4. The AFC West: The Chiefs could wind up with at least 10 wins but not be able to host a playoff game.  Talk about a raw deal for the Chiefs.  They've pulled a 180-degree turnaround from where they were a year ago, and already doubled their win total from 2012.  And yet because they are in the same division as the Broncos, they would have to go on the road for the playoffs.  Andy Reid is an early pick (a VERY early pick) for Coach of the Year at this point, especially if they do make the playoffs.

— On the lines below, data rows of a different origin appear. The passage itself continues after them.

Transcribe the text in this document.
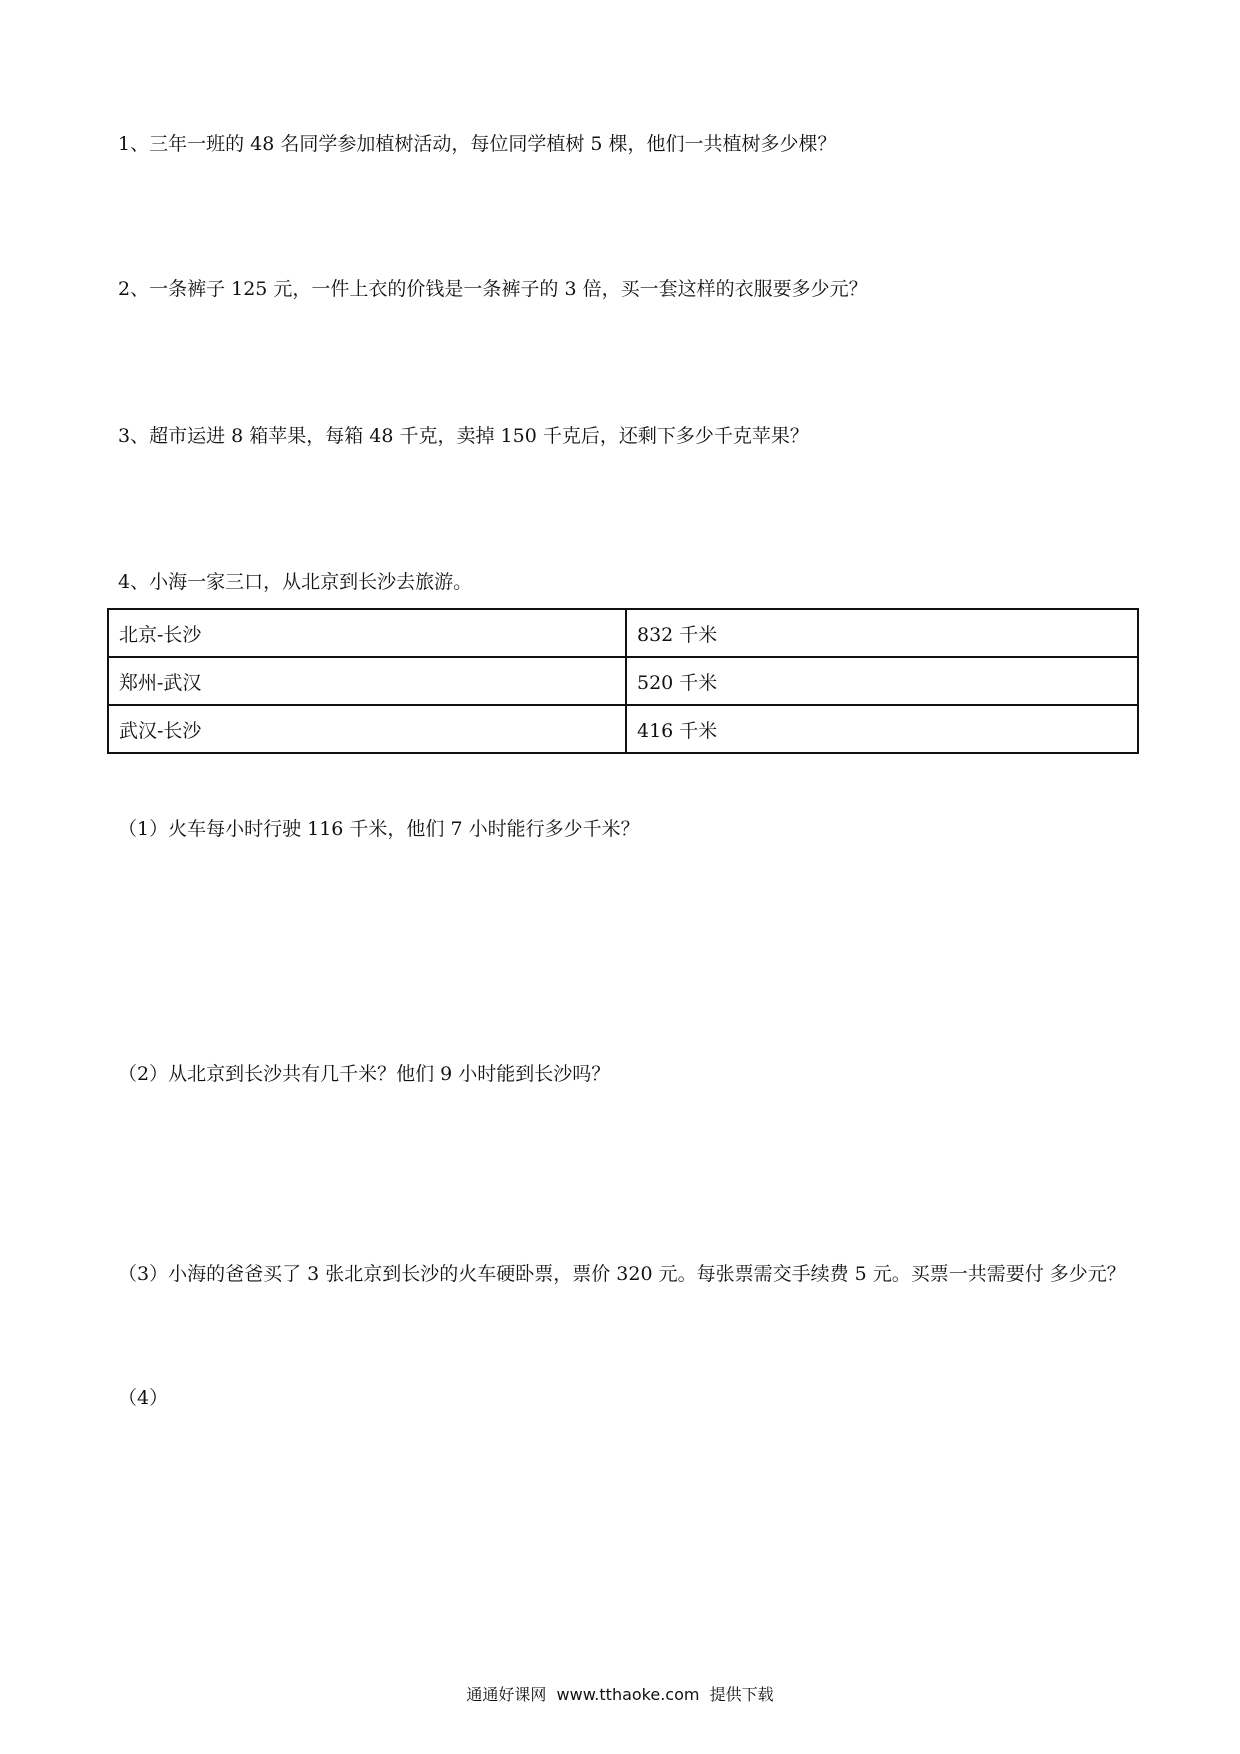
1、三年一班的 48 名同学参加植树活动，每位同学植树 5 棵，他们一共植树多少棵？
2、一条裤子 125 元，一件上衣的价钱是一条裤子的 3 倍，买一套这样的衣服要多少元？
3、超市运进 8 箱苹果，每箱 48 千克，卖掉 150 千克后，还剩下多少千克苹果？
4、小海一家三口，从北京到长沙去旅游。
北京-长沙	832 千米
郑州-武汉	520 千米
武汉-长沙	416 千米
（1）火车每小时行驶 116 千米，他们 7 小时能行多少千米？
（2）从北京到长沙共有几千米？他们 9 小时能到长沙吗？
（3）小海的爸爸买了 3 张北京到长沙的火车硬卧票，票价 320 元。每张票需交手续费 5 元。买票一共需要付 多少元？
（4）
通通好课网 www.tthaoke.com 提供下载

5. The NFC East: 8-8 could be enough to win the division.  Remember the hoopla from a couple years ago when the Seahawks won the NFC West at 7-9, and hosted a playoff game?  We could face a similar situation with the NFC East this year, given how mediocre (and that's being polite) the entire division looks.  The Giants are putrid, having score 7 points in their last 8 quarters of play; the Eagles' fast paced offense looks like a Week 1 wonder; I trust Jason Garrett as far as I can throw him; and the Redskins are 1-3.  I thought the Eagles could win the division by winning 10 games, and at this point I doubt any team in this division will win that many.

6. The NFC North: There could be a changing of the guard.  I'm not about to bury the Packers necessarily, but the Bears and Lions both look vastly improved from last season.  I didn't expect the Lions to be much better than they were in 2012, but Reggie Bush has been an incredible addition to their offense (and to my fantasy team, if I may brag for a moment).  They use him how he should have been used for his entire career, and even though the Bears hit a wall against Detroit this weekend, they look better as well.  The Packers have the best quarterback in the division (and one of the best ones in the entire league), but they could find themselves on the outside of the playoff hunt come December as well.

7. The NFC South: Proof positive that a team still needs its head coach to be as good as it can be.  The Saints' lone Achilles heel continues to be their defense, but their offense looks more fluid and coherent through its first four games than it did all of last year.  Last night's game shows Drew Brees is back to his old self, and the Saints have certainly benefited from the Falcons stumbling out of the gate a bit so far.

8. The NFC West: The curse of the reigning Super Bowl loser lives on.  There was a stretch for a while where if a team had reached the Super Bowl but lost, they had failed make the playoffs the following year.  This stretch was broken with the Seahawks in 2007, but the 49ers have looked largely sluggish through their first four games this season.  I'm not sure if that's a product of teams figuring out how to defend Colin Kaepernick or the injuries the team has sustained so far (Aldon Smith is another issue all together).  The Seahawks currently have a 2-game lead in the division, including a huge win over the 49ers in Week 2, so if that gap continues expanding San Francisco may also be fighting for a Wild Card spot.